Während Erwachsene in ihren politischen Debatten geradezu fixiert auf die Frage scheinen, welche Lernrückstände entstanden sind und wie diese möglichst schnell kompensiert werden könnten, werden die Schülerinnen und Schüler mit ihren Bedürfnissen und Sorgen kaum gehört. Neben Zukunftsängsten steht der soziale Anpassungsdruck. Wer mit der Maske nicht klarkommt, riskiert schnell, gemobbt zu werden – obwohl ein durchaus relevanter Teil der Schülerinnen und Schüler über Kopfschmerzen, Müdigkeit und Konzentrationsschwierigkeiten berichtet.
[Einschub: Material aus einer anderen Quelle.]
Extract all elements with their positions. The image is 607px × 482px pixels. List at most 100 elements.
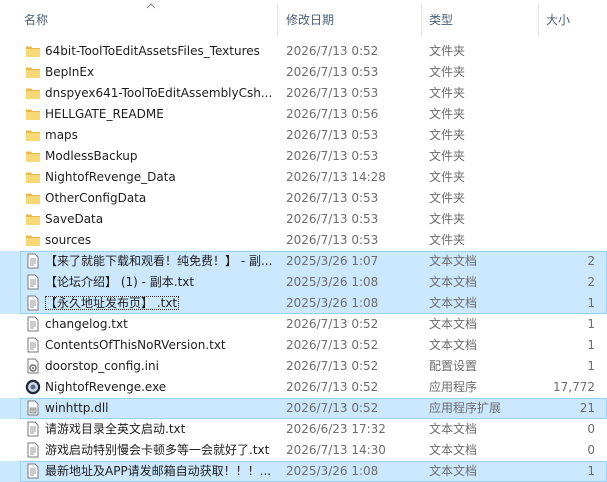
folder-row[interactable]: 64bit-ToolToEditAssetsFiles_Textures 2026…: [0, 41, 607, 62]
file-size: 1: [587, 359, 595, 373]
modified-date: 2026/7/13 0:52: [286, 380, 379, 394]
file-row[interactable]: changelog.txt 2026/7/13 0:52 文本文档 1: [0, 314, 607, 335]
folder-row[interactable]: maps 2026/7/13 0:53 文件夹: [0, 125, 607, 146]
modified-date: 2026/7/13 14:28: [286, 170, 386, 184]
folder-icon: [25, 190, 41, 206]
file-type: 文件夹: [429, 149, 466, 163]
file-type: 文本文档: [429, 422, 478, 436]
file-size: 21: [579, 401, 595, 415]
modified-date: 2025/3/26 1:08: [286, 464, 379, 478]
modified-date: 2026/7/13 0:53: [286, 149, 379, 163]
text-file-icon: [25, 442, 41, 458]
folder-row[interactable]: OtherConfigData 2026/7/13 0:53 文件夹: [0, 188, 607, 209]
file-row[interactable]: 【论坛介绍】 (1) - 副本.txt 2025/3/26 1:08 文本文档 2: [0, 272, 607, 293]
folder-row[interactable]: NightofRevenge_Data 2026/7/13 14:28 文件夹: [0, 167, 607, 188]
folder-icon: [25, 64, 41, 80]
file-type: 文件夹: [429, 170, 466, 184]
modified-date: 2026/7/13 0:53: [286, 233, 379, 247]
sort-ascending-icon[interactable]: [146, 2, 156, 10]
text-file-icon: [25, 316, 41, 332]
modified-date: 2026/7/13 0:52: [286, 338, 379, 352]
modified-date: 2025/3/26 1:08: [286, 296, 379, 310]
text-file-icon: [25, 295, 41, 311]
file-type: 文本文档: [429, 338, 478, 352]
file-type: 文件夹: [429, 191, 466, 205]
file-name: dnspyex641-ToolToEditAssemblyCsh...: [45, 86, 273, 100]
file-name: 64bit-ToolToEditAssetsFiles_Textures: [45, 44, 260, 58]
file-name: 请游戏目录全英文启动.txt: [45, 422, 186, 436]
file-type: 应用程序: [429, 380, 478, 394]
folder-row[interactable]: dnspyex641-ToolToEditAssemblyCsh... 2026/…: [0, 83, 607, 104]
file-row[interactable]: 最新地址及APP请发邮箱自动获取！！！... 2025/3/26 1:08 文本文档…: [0, 461, 607, 482]
file-size: 1: [587, 317, 595, 331]
column-divider[interactable]: [538, 4, 539, 36]
app-icon: [25, 379, 41, 395]
column-size-header[interactable]: 大小: [546, 0, 570, 40]
file-row[interactable]: doorstop_config.ini 2026/7/13 0:52 配置设置 1: [0, 356, 607, 377]
file-size: 2: [587, 254, 595, 268]
file-row[interactable]: 【来了就能下载和观看！纯免费！】 - 副... 2025/3/26 1:07 文本文…: [0, 251, 607, 272]
text-file-icon: [25, 274, 41, 290]
file-row[interactable]: NightofRevenge.exe 2026/7/13 0:52 应用程序 17,7…: [0, 377, 607, 398]
file-name: 【来了就能下载和观看！纯免费！】 - 副...: [45, 254, 273, 268]
file-type: 应用程序扩展: [429, 401, 502, 415]
config-file-icon: [25, 358, 41, 374]
text-file-icon: [25, 337, 41, 353]
text-file-icon: [25, 463, 41, 479]
file-name: 最新地址及APP请发邮箱自动获取！！！...: [45, 464, 272, 478]
folder-row[interactable]: SaveData 2026/7/13 0:53 文件夹: [0, 209, 607, 230]
column-divider[interactable]: [421, 4, 422, 36]
text-file-icon: [25, 253, 41, 269]
file-row[interactable]: winhttp.dll 2026/7/13 0:52 应用程序扩展 21: [0, 398, 607, 419]
modified-date: 2026/7/13 0:53: [286, 65, 379, 79]
modified-date: 2026/7/13 0:52: [286, 317, 379, 331]
folder-row[interactable]: ModlessBackup 2026/7/13 0:53 文件夹: [0, 146, 607, 167]
folder-icon: [25, 148, 41, 164]
file-size: 1: [587, 464, 595, 478]
file-name: sources: [45, 233, 92, 247]
column-name-header[interactable]: 名称: [24, 0, 48, 40]
folder-icon: [25, 85, 41, 101]
folder-row[interactable]: sources 2026/7/13 0:53 文件夹: [0, 230, 607, 251]
column-date-header[interactable]: 修改日期: [286, 0, 334, 40]
file-name: HELLGATE_README: [45, 107, 164, 121]
file-name: SaveData: [45, 212, 104, 226]
file-type: 文本文档: [429, 317, 478, 331]
file-size: 0: [587, 443, 595, 457]
file-type: 文件夹: [429, 107, 466, 121]
file-name: maps: [45, 128, 78, 142]
modified-date: 2026/7/13 0:53: [286, 191, 379, 205]
file-name: ContentsOfThisNoRVersion.txt: [45, 338, 226, 352]
file-name: NightofRevenge.exe: [45, 380, 167, 394]
file-row[interactable]: 【永久地址发布页】 .txt 2025/3/26 1:08 文本文档 1: [0, 293, 607, 314]
file-name: BepInEx: [45, 65, 95, 79]
text-file-icon: [25, 421, 41, 437]
folder-icon: [25, 106, 41, 122]
dll-file-icon: [25, 400, 41, 416]
file-type: 文件夹: [429, 44, 466, 58]
modified-date: 2026/7/13 0:53: [286, 128, 379, 142]
file-name: 游戏启动特别慢会卡顿多等一会就好了.txt: [45, 443, 270, 457]
modified-date: 2026/7/13 0:52: [286, 401, 379, 415]
file-size: 1: [587, 296, 595, 310]
file-type: 文件夹: [429, 128, 466, 142]
folder-row[interactable]: BepInEx 2026/7/13 0:53 文件夹: [0, 62, 607, 83]
column-type-header[interactable]: 类型: [429, 0, 453, 40]
file-row[interactable]: 请游戏目录全英文启动.txt 2026/6/23 17:32 文本文档 0: [0, 419, 607, 440]
file-type: 文件夹: [429, 86, 466, 100]
folder-row[interactable]: HELLGATE_README 2026/7/13 0:56 文件夹: [0, 104, 607, 125]
folder-icon: [25, 232, 41, 248]
file-row[interactable]: ContentsOfThisNoRVersion.txt 2026/7/13 0:…: [0, 335, 607, 356]
column-divider[interactable]: [277, 4, 278, 36]
modified-date: 2026/7/13 0:52: [286, 359, 379, 373]
file-type: 文本文档: [429, 296, 478, 310]
column-header: 名称 修改日期 类型 大小: [0, 0, 607, 40]
folder-icon: [25, 43, 41, 59]
file-size: 17,772: [553, 380, 595, 394]
file-name: doorstop_config.ini: [45, 359, 159, 373]
file-size: 0: [587, 422, 595, 436]
file-size: 2: [587, 275, 595, 289]
file-row[interactable]: 游戏启动特别慢会卡顿多等一会就好了.txt 2026/7/13 14:30 文本文档…: [0, 440, 607, 461]
focused-file-name: 【永久地址发布页】 .txt: [45, 296, 180, 310]
file-name: winhttp.dll: [45, 401, 109, 415]
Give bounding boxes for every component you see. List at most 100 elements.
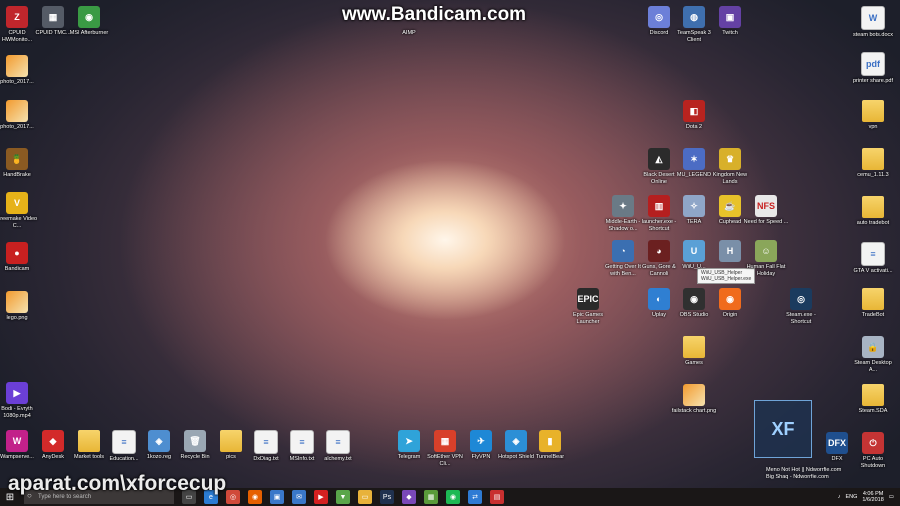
desktop-icon-label: cemu_1.11.3 <box>857 172 889 178</box>
photoshop-icon[interactable]: Ps <box>380 490 394 504</box>
printer-share-pdf-icon: pdf <box>861 52 885 76</box>
desktop-icon-tradebot[interactable]: TradeBot <box>853 288 893 319</box>
bandicam-watermark: www.Bandicam.com <box>342 4 527 25</box>
recycle-bin-icon: 🗑 <box>184 430 206 452</box>
tradebot-icon <box>862 288 884 310</box>
desktop-icon-label: Freemake Video C... <box>0 216 38 229</box>
desktop-icon-msi-afterburner[interactable]: ◉ MSI Afterburner <box>69 6 109 37</box>
speaker-icon[interactable]: ♪ <box>838 494 841 500</box>
desktop-icon-alchemy-txt[interactable]: ≡ alchemy.txt <box>318 430 358 463</box>
desktop-icon-aimp[interactable]: AIMP <box>389 6 429 37</box>
desktop-icon-photo-2017[interactable]: photo_2017... <box>0 55 37 86</box>
firefox-icon[interactable]: ◉ <box>248 490 262 504</box>
desktop-icon-label: Steam.SDA <box>858 408 888 414</box>
desktop-icon-softether-vpn-cli[interactable]: ▦ SoftEther VPN Cli... <box>425 430 465 468</box>
desktop-icon-gta-v-activati[interactable]: ≡ GTA V activati... <box>853 242 893 275</box>
youtube-icon[interactable]: ▶ <box>314 490 328 504</box>
desktop-icon-label: Bandicam <box>4 266 30 272</box>
desktop-icon-wiiu-u[interactable]: U WiiU_U... <box>674 240 714 271</box>
desktop-icon-label: Need for Speed ... <box>743 219 789 225</box>
desktop-icon-h[interactable]: H <box>710 240 750 264</box>
wampserve-icon: W <box>6 430 28 452</box>
desktop-icon-kingdom-new-lands[interactable]: ♛ Kingdom New Lands <box>710 148 750 186</box>
teamviewer-icon[interactable]: ⇄ <box>468 490 482 504</box>
steam-bots-docx-icon: W <box>861 6 885 30</box>
aimp-icon <box>398 6 420 28</box>
desktop-icon-label: HandBrake <box>3 172 31 178</box>
desktop-icon-handbrake[interactable]: 🍍 HandBrake <box>0 148 37 179</box>
desktop-icon-label: Kingdom New Lands <box>712 172 748 185</box>
black-desert-online-icon: ◭ <box>648 148 670 170</box>
store-icon[interactable]: ▣ <box>270 490 284 504</box>
desktop-icon-pc-auto-shutdown[interactable]: ⏻ PC Auto Shutdown <box>853 432 893 470</box>
failstack-chart-png-icon <box>683 384 705 406</box>
discord-icon: ◎ <box>648 6 670 28</box>
desktop-icon-vpn[interactable]: vpn <box>853 100 893 131</box>
desktop-icon-human-fall-flat-holiday[interactable]: ☺ Human Fall Flat Holiday <box>746 240 786 278</box>
desktop-icon-cpuid-hwmonito[interactable]: Z CPUID HWMonito... <box>0 6 37 44</box>
mail-icon[interactable]: ✉ <box>292 490 306 504</box>
spotify-icon[interactable]: ◉ <box>446 490 460 504</box>
desktop-icon-games[interactable]: Games <box>674 336 714 367</box>
desktop-icon-black-desert-online[interactable]: ◭ Black Desert Online <box>639 148 679 186</box>
desktop-icon-steam-bots-docx[interactable]: Wsteam bots.docx <box>853 6 893 39</box>
desktop-icon-auto-tradebot[interactable]: auto tradebot <box>853 196 893 227</box>
uplay-icon: ◐ <box>648 288 670 310</box>
obs-studio-icon: ◉ <box>683 288 705 310</box>
chrome-icon[interactable]: ◎ <box>226 490 240 504</box>
desktop-icon-freemake-video-c[interactable]: V Freemake Video C... <box>0 192 37 230</box>
desktop-icon-label: PC Auto Shutdown <box>860 456 886 469</box>
explorer-icon[interactable]: ▭ <box>358 490 372 504</box>
language-indicator[interactable]: ENG <box>845 494 857 500</box>
market-tools-icon <box>78 430 100 452</box>
desktop-icon-label: steam bots.docx <box>852 32 894 38</box>
desktop-icon-dota-2[interactable]: ◧ Dota 2 <box>674 100 714 131</box>
media-notification: Meno Not Hot || Ndworrfie.com Big Shaq -… <box>766 467 841 481</box>
desktop-icon-failstack-chart-png[interactable]: failstack chart.png <box>672 384 716 415</box>
alchemy-txt-icon: ≡ <box>326 430 350 454</box>
desktop-icon-steam-exe-shortcut[interactable]: ◎ Steam.exe - Shortcut <box>781 288 821 326</box>
desktop-icon-bandicam[interactable]: ● Bandicam <box>0 242 37 273</box>
desktop-icon-label: photo_2017... <box>0 79 34 85</box>
desktop-icon-label: Games <box>685 360 703 366</box>
gta-v-activati-icon: ≡ <box>861 242 885 266</box>
desktop-icon-tunnelbear[interactable]: ▮ TunnelBear <box>530 430 570 461</box>
pc-auto-shutdown-icon: ⏻ <box>862 432 884 454</box>
clock[interactable]: 4:06 PM 1/6/2018 <box>862 491 883 503</box>
desktop-icon-label: Origin <box>722 312 738 318</box>
dxdiag-txt-icon: ≡ <box>254 430 278 454</box>
desktop-icon-guns-gore-cannoli[interactable]: ◕ Guns, Gore & Cannoli <box>639 240 679 278</box>
human-fall-flat-holiday-icon: ☺ <box>755 240 777 262</box>
desktop-icon-printer-share-pdf[interactable]: pdf printer share.pdf <box>853 52 893 85</box>
notification-center-icon[interactable]: ▭ <box>889 494 894 500</box>
pdf-icon[interactable]: ▤ <box>490 490 504 504</box>
guns-gore-cannoli-icon: ◕ <box>648 240 670 262</box>
education-icon: ≡ <box>112 430 136 454</box>
desktop-icon-label: TunnelBear <box>535 454 565 460</box>
desktop-icon-photo-2017[interactable]: photo_2017... <box>0 100 37 131</box>
desktop-icon-need-for-speed[interactable]: NFS Need for Speed ... <box>743 195 789 226</box>
vs-icon[interactable]: ◆ <box>402 490 416 504</box>
desktop-icon-origin[interactable]: ◉ Origin <box>710 288 750 319</box>
desktop-icon-teamspeak-3-client[interactable]: ◍ TeamSpeak 3 Client <box>674 6 714 44</box>
desktop-icon-launcher-exe-shortcut[interactable]: ▥ launcher.exe - Shortcut <box>639 195 679 233</box>
handbrake-icon: 🍍 <box>6 148 28 170</box>
desktop-icon-label: Steam.exe - Shortcut <box>786 312 816 325</box>
desktop-icon-label: WiiU_U... <box>682 264 706 270</box>
desktop-icon-twitch[interactable]: ▣ Twitch <box>710 6 750 37</box>
epic-games-launcher-icon: EPIC <box>577 288 599 310</box>
need-for-speed-icon: NFS <box>755 195 777 217</box>
h-icon: H <box>719 240 741 262</box>
clock-date: 1/6/2018 <box>862 497 884 503</box>
desktop-icon-steam-sda[interactable]: Steam.SDA <box>853 384 893 415</box>
dfx-icon: DFX <box>826 432 848 454</box>
desktop-icon-steam-desktop-a[interactable]: 🔒 Steam Desktop A... <box>853 336 893 374</box>
cuphead-icon: ☕ <box>719 195 741 217</box>
cpuid-tmc-icon: ▦ <box>42 6 64 28</box>
desktop-icon-cemu-1-11-3[interactable]: cemu_1.11.3 <box>853 148 893 179</box>
desktop-icon-epic-games-launcher[interactable]: EPIC Epic Games Launcher <box>568 288 608 326</box>
desktop-icon-lego-png[interactable]: lego.png <box>0 291 37 322</box>
minecraft-icon[interactable]: ▦ <box>424 490 438 504</box>
desktop-icon-bodi-evryth-1080p-mp4[interactable]: ▶ Bodi - Evryth 1080p.mp4 <box>0 382 37 420</box>
vegas-icon[interactable]: ▼ <box>336 490 350 504</box>
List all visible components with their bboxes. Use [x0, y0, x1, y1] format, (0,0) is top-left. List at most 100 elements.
Eine Lehrerin schrieb uns:
„Viele Kinder tragen die Masken mittlerweile aus einer Art Pflichtgefühl. Das, finde ich, ist ein sehr erwachsener Umgang mit dem Thema. Andererseits gibt es für Gegenstimmen keinen Raum mehr. Niemand möchte Schuld sein, wenn die Oma eines Mitmenschen stirbt, nur weil man selbst etwas falsch gemacht hat“.
Wichtige Themen für die Schüler: Langeweile, Leistungsdruck, schwierige Selbstmotivation, Freunde vermissen
Wie schon in verschiedenen Beiträgen dargestellt, ist die Lern- und Lebenssituation für Schülerinnen und Schüler aktuell wie in den zurückliegenden Monaten teilweise sehr unterschiedlich. Manche haben mehr Präsenzunterricht erlebt, die meisten weniger. Schülerinnen und Schüler der Mittelstufe, also der Klassen 7 bis 9, saßen von Dezember bis teilweise Anfang Mai(!) fast ausschließlich zu Hause. Ob und wie der Fernunterricht funktioniert hat, war nicht selten eine Frage des familiären Umfelds, der Zeit und der Vorbildung der Eltern. Ein Problem, das möglicherweise „nur“ an den Gymnasien besteht, dort aber offenbar verbreitet ist, ist ein großer Leistungsdruck. Eine Schülerin (7. Klasse) beschreibt das Homeschooling im 2. Lockdown:
„In manchen Phasen habe ich das Gefühl, Tag und Nacht arbeiten zu müssen, um den Ansprüchen gerecht zu werden, und dann kommen wieder Tage, an denen wir praktisch vergessen werden: Kein Lehrer gibt uns Aufgaben, und dann sitzt man morgens um acht am Computer und merkt, dass man auch hätte ausschlafen können“.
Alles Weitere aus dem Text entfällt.